How accurate is AI voice deepfake detection?
Hiya's detection system achieves over 97% accuracy across 14 benchmark datasets that include clean recordings, noisy real-world conditions, telephone channels, and adversarial attacks. On multiple individual datasets, accuracy exceeds 99% with near-zero error rates.
Can deepfake voice detection work over phone calls?
Yes. Hiya's system is specifically optimized for telephony environments, including narrowband and wideband telephone channels, VoIP, and mobile networks. The model is trained on proprietary telephony datasets and uses extensive telephone channel simulation to maintain reliability under the compression artifacts, packet loss, and signal degradation typical of live calls.

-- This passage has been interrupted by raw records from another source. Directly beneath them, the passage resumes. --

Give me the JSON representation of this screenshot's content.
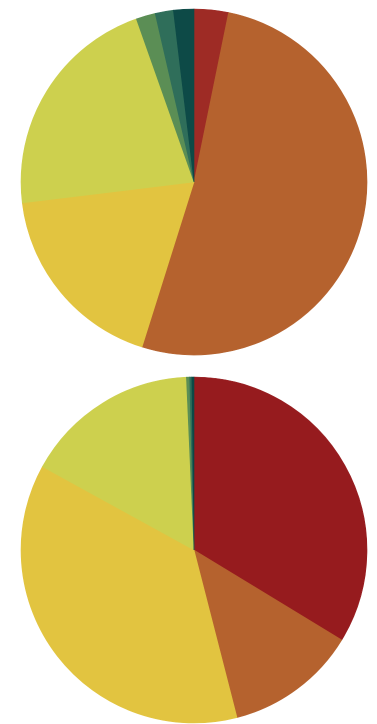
{
  "chart_data": [
    {
      "type": "pie",
      "start": "top",
      "direction": "clockwise",
      "slices": [
        {
          "value": 3.2,
          "color": "#9e2b25"
        },
        {
          "value": 51.6,
          "color": "#b5622e"
        },
        {
          "value": 18.2,
          "color": "#e2c440"
        },
        {
          "value": 21.5,
          "color": "#cdd04e"
        },
        {
          "value": 1.8,
          "color": "#5b8e55"
        },
        {
          "value": 1.7,
          "color": "#2f6e5a"
        },
        {
          "value": 1.9,
          "color": "#0d4a47"
        }
      ]
    },
    {
      "type": "pie",
      "start": "top",
      "direction": "clockwise",
      "slices": [
        {
          "value": 33.7,
          "color": "#961b1e"
        },
        {
          "value": 12.3,
          "color": "#b5622e"
        },
        {
          "value": 37.0,
          "color": "#e2c440"
        },
        {
          "value": 16.3,
          "color": "#cdd04e"
        },
        {
          "value": 0.3,
          "color": "#5b8e55"
        },
        {
          "value": 0.2,
          "color": "#2f6e5a"
        },
        {
          "value": 0.2,
          "color": "#0d4a47"
        }
      ]
    }
  ]
}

How does the Hugging Face Speech Deepfake Arena work?
The Speech Deepfake Arena is an open academic benchmark hosted on Hugging Face that evaluates how well AI systems distinguish real human speech from synthetic or manipulated audio. It aggregates 14 datasets spanning controlled lab conditions, real-world recordings, telephone channels, and cutting-edge generative techniques. Systems are ranked by Equal Error Rate (EER), Accuracy, and F1-score.
What is Equal Error Rate (EER) in deepfake detection?
Equal Error Rate is the primary metric in speech anti-spoofing research. It represents the operating point where the false acceptance rate (mistakenly accepting a deepfake as real) equals the false rejection rate (mistakenly rejecting real speech as fake). A lower EER indicates better separation between genuine and synthetic speech - Hiya achieves an Average EER of 2.113% across 14 datasets.